The United States has always been a nation brimming from one end to the other with pragmatic people blessed with extra helpings of common sense. That’s one of the keys to understanding why Americans have built the richest country on earth, with the most widely distributed prosperity in human history. So how to explain what happens to such folks when they are elected to Congress, come to the nation’s capital and leave that abundant common sense back home? Is there something in the water in Washington that causes the governing class, for instance, to create 45 federal programs costing hundreds of billions of dollars and employing thousands of bureaucrats, all devoted to the same purpose?
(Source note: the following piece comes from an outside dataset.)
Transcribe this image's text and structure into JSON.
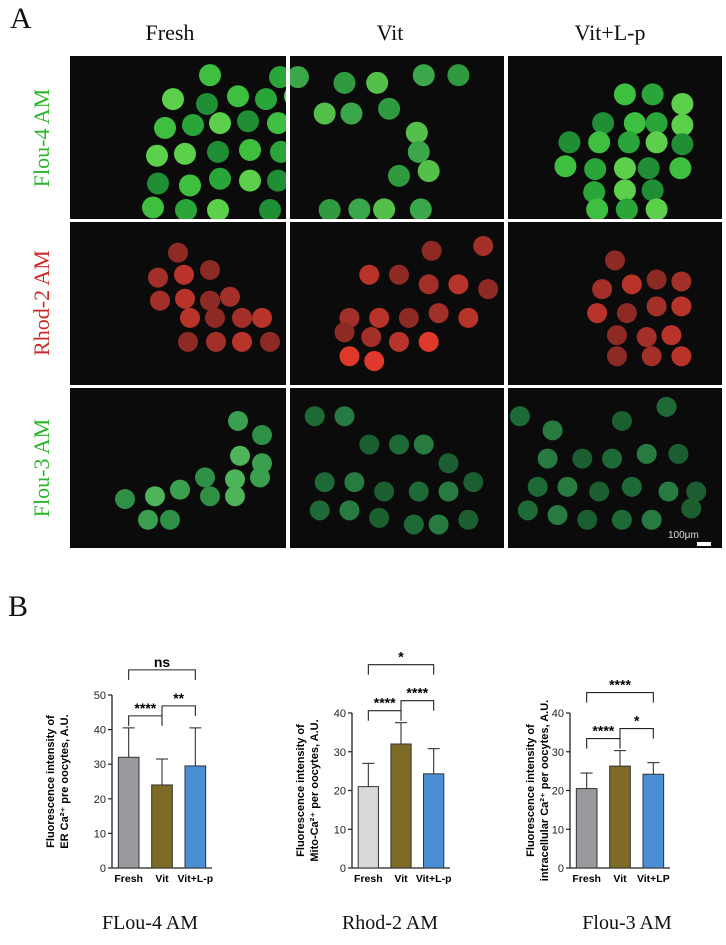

The occasion for these editorial musings was provided by the release Tuesday of the Government Accountability Office's fourth annual report to Congress on improving efficiency and effectiveness in the federal government. These reports were initiated in 2010 at the behest of Sen. Tom Coburn, the Oklahoma Republican who, unfortunately, is retiring from Congress to deal with some serious health issues. In its first three reports, the GAO pointed to 162 examples of duplication and overlap in federal programs and recommended 380 specific actions Congress could take to achieve billions of dollars in bureaucratic savings.
And what has Congress done in response to these GAO reports? "Over the past four years, GAO's duplication reports have identified a mother lode of potential savings. Sadly, Congress has done very little digging. We've achieved a small fraction of the savings GAO has revealed," Coburn said in a statement. "Turning this ready-made list of cuts into savings is one of the best ways Congress can regain the trust and confidence of the American people. No American -- regardless of party or ideology -- wants to see their tax dollars fund unnecessary duplication and bloat, particularly when real incomes have flat-lined and our economy is being dragged down by a $17 trillion debt.”
How can it be that Congress has done so little to remedy such egregious waste? Sure, the Senate is controlled by the Democrats and the House by the Republicans, but can't everyone agree that government should not spend tax dollars in redundant ways?
Consider this example from the current GAO report: “We found that 117,000 individuals received concurrent cash benefit payments, in fiscal year 2010, from the Disability Insurance and Unemployment Insurance programs totaling more than $850 million because current law does not preclude the receipt of overlapping benefits.”
If the Democrats and Republicans who run things in Washington can't agree that no individual should get both disability and unemployment benefits, then it’s time to send a new crop of senators and representatives to Congress. And nobody should be surprised if these fresh faces display no qualms whatsoever about turning our nation's capital upside down and inside out. Coburn can tell them where to start.